6. Conclusions and Future Work

Aiming at the problem of insufficient semantic representation of images by single-layer convolutional features, an ML-RCroW algorithm for generating feature vectors using multilayer feature aggregation is proposed for image retrieval. ML-RCroW is simultaneously tested on two benchmark datasets of buildings, and the effectiveness and robustness of the ML-RCroW algorithm are verified.

There are two research priorities for the future. First, we can consider using a hash algorithm to further reduce the dimensions of the feature vector based on the existing feature vectors. Second, for large-scale image data, the CNN feature map is not necessary for a complete image feature representation.
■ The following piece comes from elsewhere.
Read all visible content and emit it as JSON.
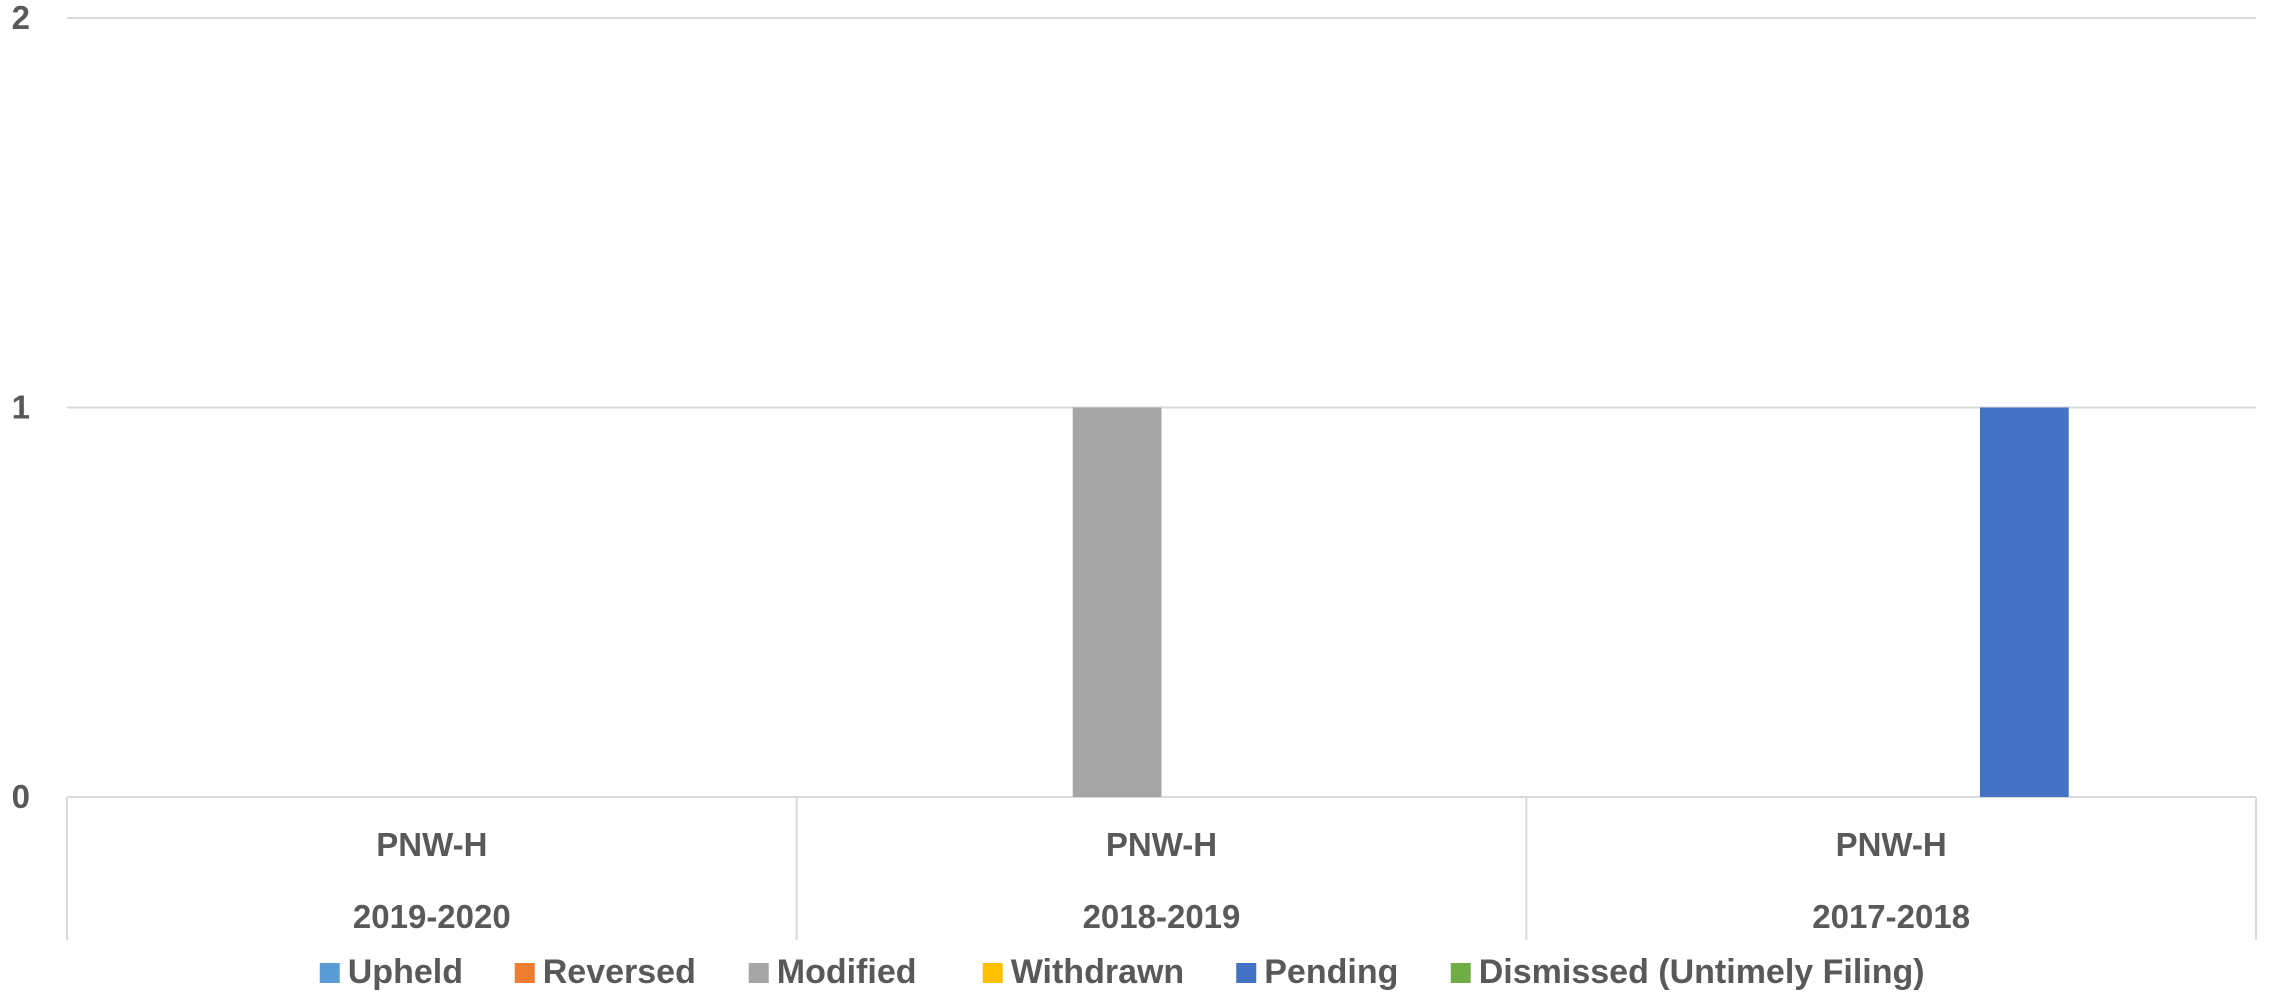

Adding traditional local features as auxiliary and supplemental components to CNN features should be considered to further improve the performance of the retrieval system.

Data Availability

The data used to support the findings of this study are available from the corresponding author upon request.

Conflicts of Interest

The authors declare that there are no conflicts of interests regarding the publication of this paper.

Acknowledgments

This work is supported in part by the National Natural Science Foundation of China under Grant 61762024 and in part by the Natural Science Foundation of Guangxi Province under Grant no. 2017GXNSFDA198050 and Grant no. 2016GXNSFAA380054.